Foi na favela Ordem e Progresso, em Vila Prudente. A comunidade nos esperava. Havia uma mesa enorme, coberta de papel crepom, ao ar livre, o que proporcionaria aos cães do pedaço o direito de participação na festa.E eles agradeciam, abanando a cauda.
Uma senhora negra, com uma criança no colo, recebeu-me com um beijo na face. Depois, levou-me até o seu barraco e me deu um caneca com cachaça. Abriu uma garrafa de cerveja e começou a me contar sobre a rotina da favela.
A cerveja e a cachaça me foram servidas em canecas de alumínio que brilhavam. Nunca vi tanto asseio como naquele barraco humilde. Barraco humilde é redundância, né? Mas lá havia um presépio, feito de papelão. Com tudo o que há num presépio: a Virgem, o Carpinteiro,o Menino. Os pastores, os bichos. Os reis, com seus presentes: o incenso, simbolizando a divindade; o ouro, a realeza; e a mirra, a paixão anunciada. E tinha também o anjo, em cima do telhado da manjedoura, com a faixa: "Glória a Deus nas alturas." À distância havia um carro da polícia, pronto para qualquer emergência.
Quando saímos para a rua, na hora da ceia, a batucada comia solta.  Algumas pessoas estavam bastante bêbadas. Mas era uma bebedeira santa e feliz.
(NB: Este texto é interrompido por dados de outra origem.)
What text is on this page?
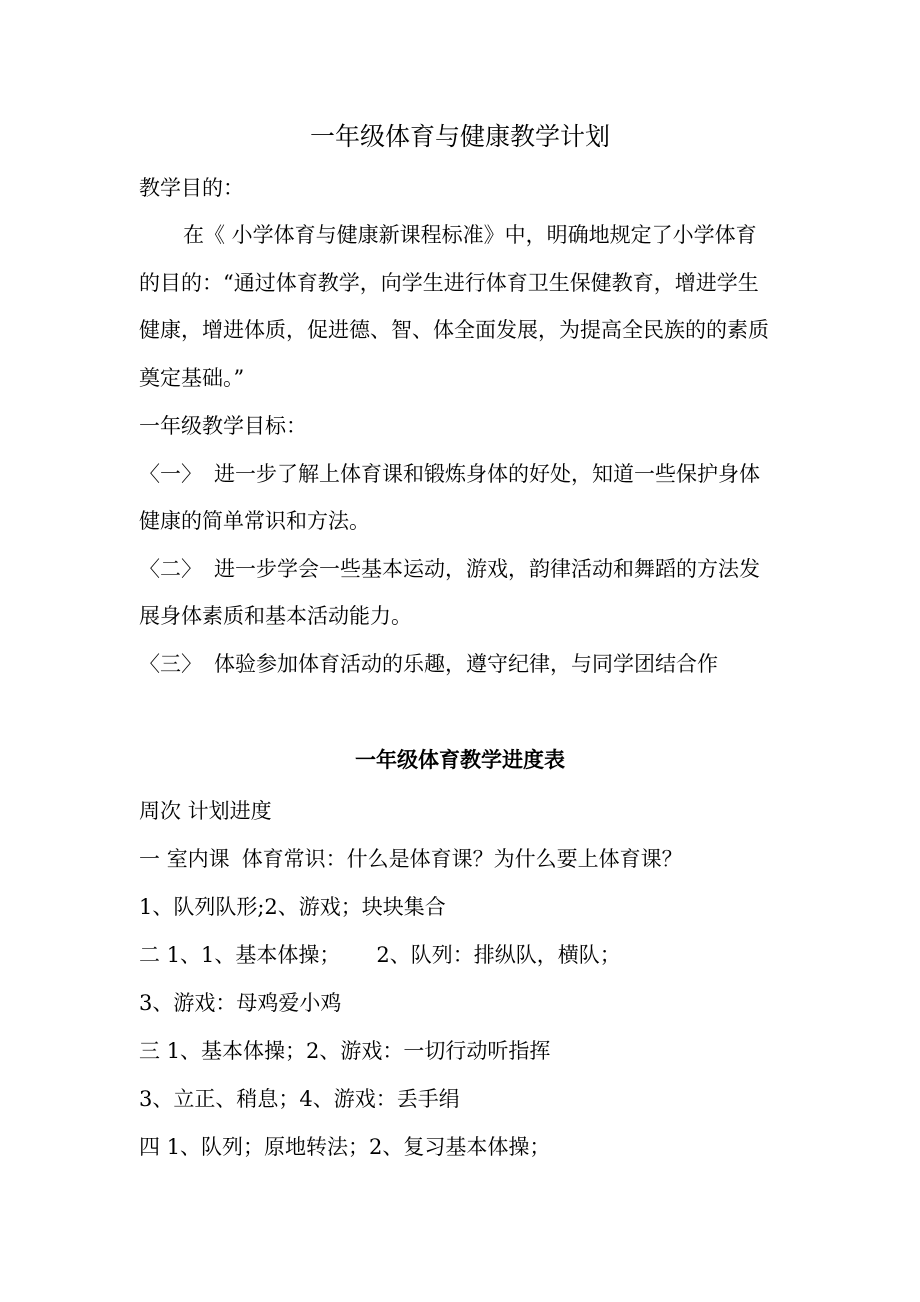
一年级体育与健康教学计划
教学目的：
在《 小学体育与健康新课程标准》中，明确地规定了小学体育
的目的：“通过体育教学，向学生进行体育卫生保健教育，增进学生
健康，增进体质，促进德、智、体全面发展，为提高全民族的的素质
奠定基础。”
一年级教学目标：
〈一〉 进一步了解上体育课和锻炼身体的好处，知道一些保护身体
健康的简单常识和方法。
〈二〉 进一步学会一些基本运动，游戏，韵律活动和舞蹈的方法发
展身体素质和基本活动能力。
〈三〉 体验参加体育活动的乐趣，遵守纪律，与同学团结合作
一年级体育教学进度表
周次 计划进度
一 室内课 体育常识：什么是体育课？为什么要上体育课？
1、队列队形;2、游戏；块块集合
二 1、1、基本体操； 2、队列：排纵队，横队；
3、游戏：母鸡爱小鸡
三 1、基本体操；2、游戏：一切行动听指挥
3、立正、稍息；4、游戏：丢手绢
四 1、队列；原地转法；2、复习基本体操；
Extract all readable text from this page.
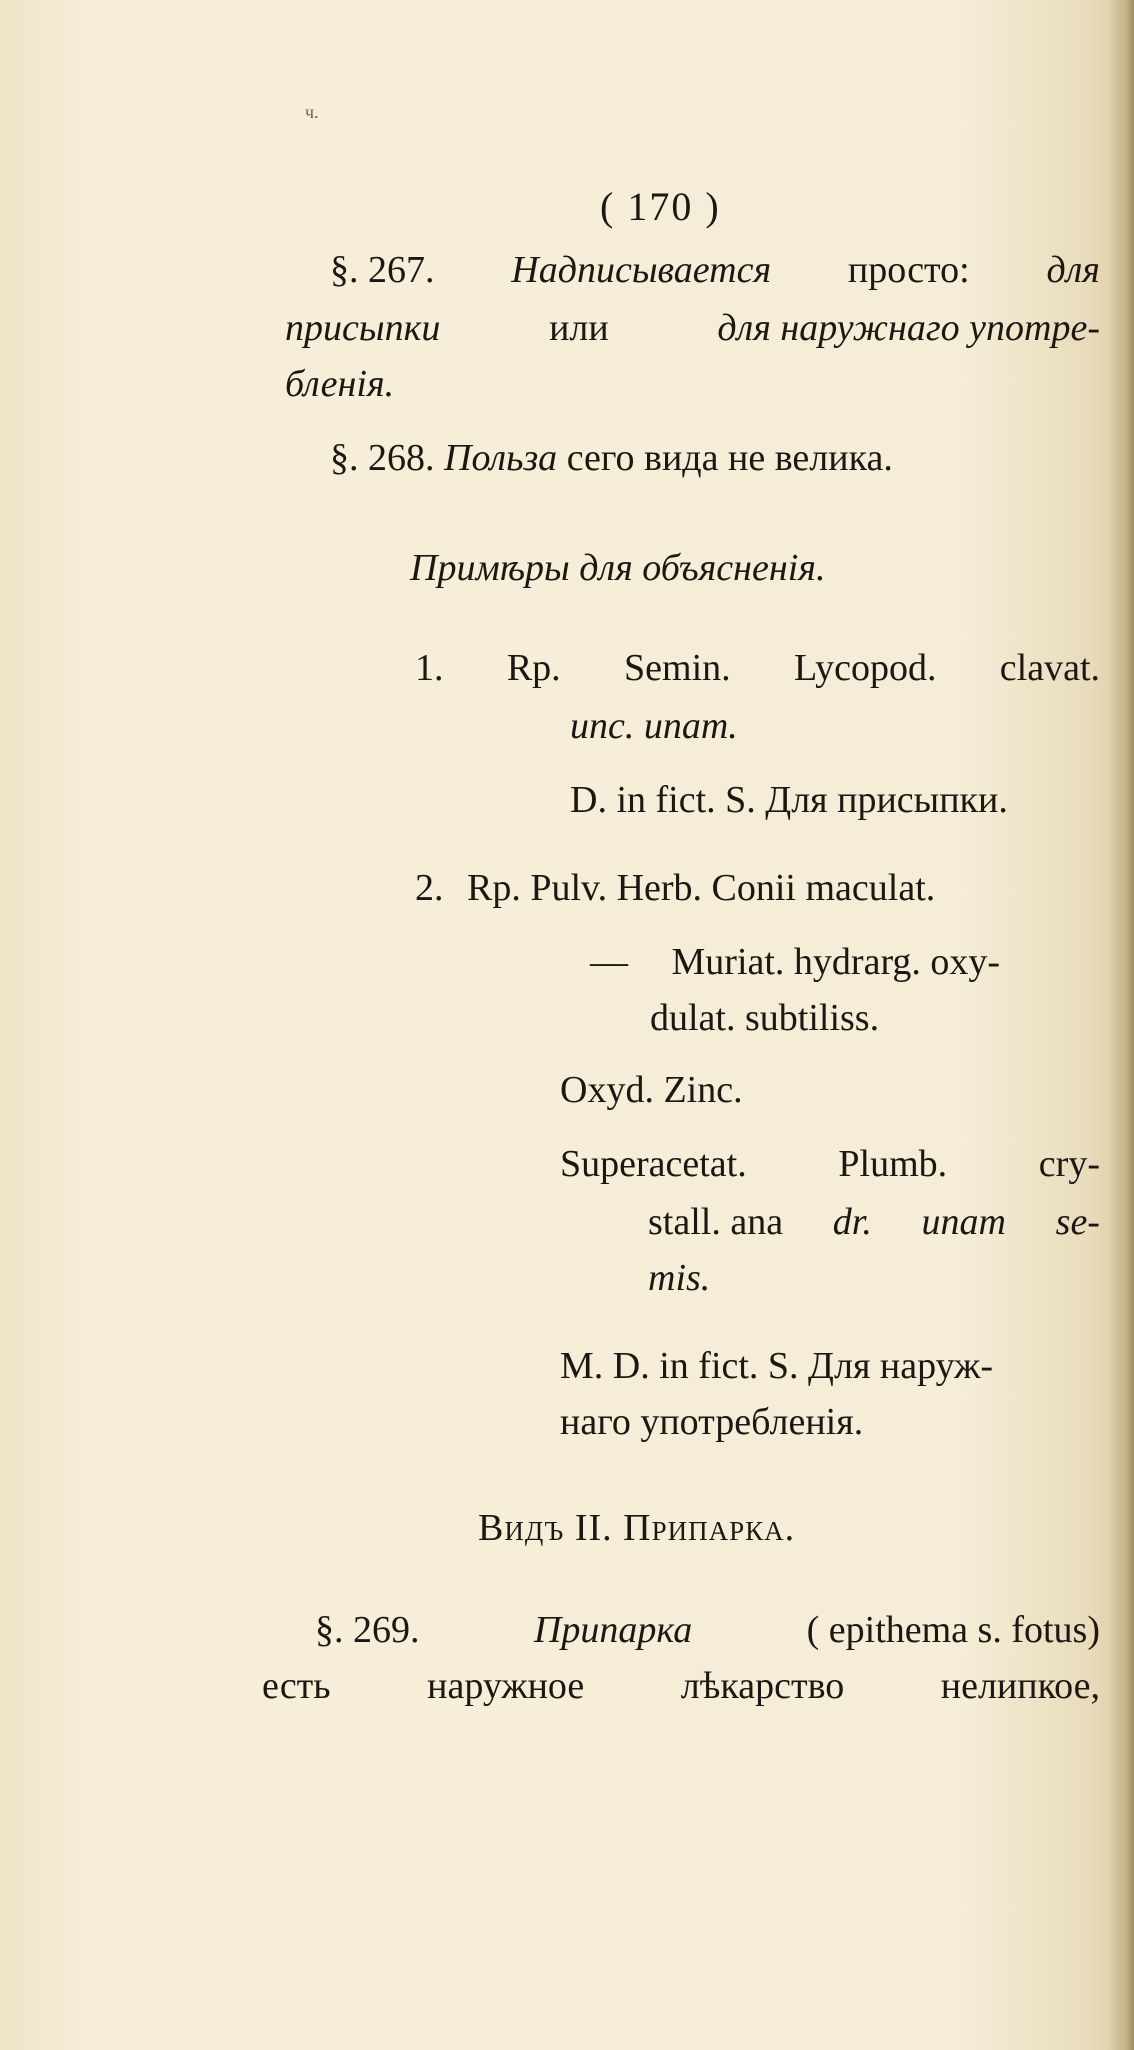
ч.
( 170 )
§. 267. Надписывается просто: для
присыпки	или	для наружнаго употре-
бленія.
§. 268. Польза сего вида не велика.
Примѣры для объясненія.
1. Rp. Semin. Lycopod. clavat.
unc. unam.
D. in fict. S. Для присыпки.
2. Rp. Pulv. Herb. Conii maculat.
— Muriat. hydrarg. oxy-
dulat. subtiliss.
Oxyd. Zinc.
Superacetat. Plumb. cry-
stall. ana dr. unam se-
mis.
M. D. in fict. S. Для наруж-
наго употребленія.
Видъ II. Припарка.
§. 269.	Припарка	( epithema s. fotus)
есть	наружное	лѣкарство	нелипкое,
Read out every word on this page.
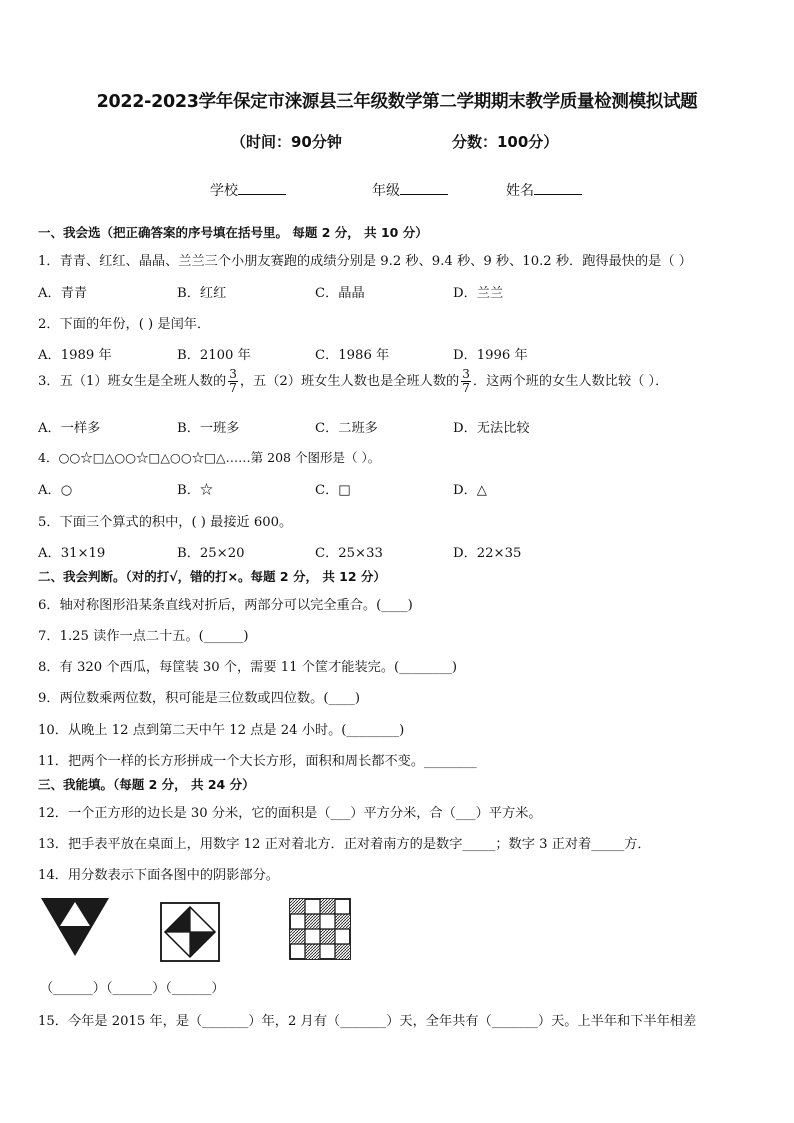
2022-2023学年保定市涞源县三年级数学第二学期期末教学质量检测模拟试题
（时间：90分钟	分数：100分）
学校	年级	姓名
一、我会选（把正确答案的序号填在括号里。 每题 2 分， 共 10 分）
1．青青、红红、晶晶、兰兰三个小朋友赛跑的成绩分别是 9.2 秒、9.4 秒、9 秒、10.2 秒．跑得最快的是（ ）
A．青青	B．红红	C．晶晶	D．兰兰
2．下面的年份，( ) 是闰年．
A．1989 年	B．2100 年	C．1986 年	D．1996 年
3．五（1）班女生是全班人数的 $\frac{3}{7}$ ，五（2）班女生人数也是全班人数的 $\frac{3}{7}$ ．这两个班的女生人数比较（ ）．
A．一样多	B．一班多	C．二班多	D．无法比较
4．○○☆□△○○☆□△○○☆□△……第 208 个图形是（ ）。
A．○	B．☆	C．□	D．△
5．下面三个算式的积中，( ) 最接近 600。
A．31×19	B．25×20	C．25×33	D．22×35
二、我会判断。（对的打√，错的打×。每题 2 分， 共 12 分）
6．轴对称图形沿某条直线对折后，两部分可以完全重合。(____)
7．1.25 读作一点二十五。(______)
8．有 320 个西瓜，每筐装 30 个，需要 11 个筐才能装完。(________)
9．两位数乘两位数，积可能是三位数或四位数。(____)
10．从晚上 12 点到第二天中午 12 点是 24 小时。(________)
11．把两个一样的长方形拼成一个大长方形，面积和周长都不变。________
三、我能填。（每题 2 分， 共 24 分）
12．一个正方形的边长是 30 分米，它的面积是（___）平方分米，合（___）平方米。
13．把手表平放在桌面上，用数字 12 正对着北方．正对着南方的是数字_____；数字 3 正对着_____方．
14．用分数表示下面各图中的阴影部分。
（______）（______）（______）
15．今年是 2015 年，是（_______）年，2 月有（_______）天，全年共有（_______）天。上半年和下半年相差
Sem confusão.Uma bebedeira de quem sofria o ano inteiro e, naquele momento, tinha um momento raro de felicidade. Por dever de ofício, eu não podia ficar bêbado, embora tivesse vontade. Uma menina me chamou de menino bonito. E acho que eu era mesmo.
Serviram frango assado, porque não havia dinheiro para o peru, farofa e muita maionese com batatas, porque entope mais depressa. Pobre adora maionese.
As crianças se contentavam com bolas de futebol de plástico e bonecas baratas, oferecidas por um empresário da região. O olhar do Menino Jesus estava no olhar de todas aquelas crianças. A pureza da Virgem e a humildade do Carpinteiro habitavam nas mulheres e nos homens. E eu, que nunca cri no Natal, senti uma coisa na minha garganta. Meu amigo fotógrafo olhou para mim e brincou:
- O repórter duro está chorando?
Não quis dar o braço a torcer e respondi que talvez fosse efeito da bebida.Mas não era.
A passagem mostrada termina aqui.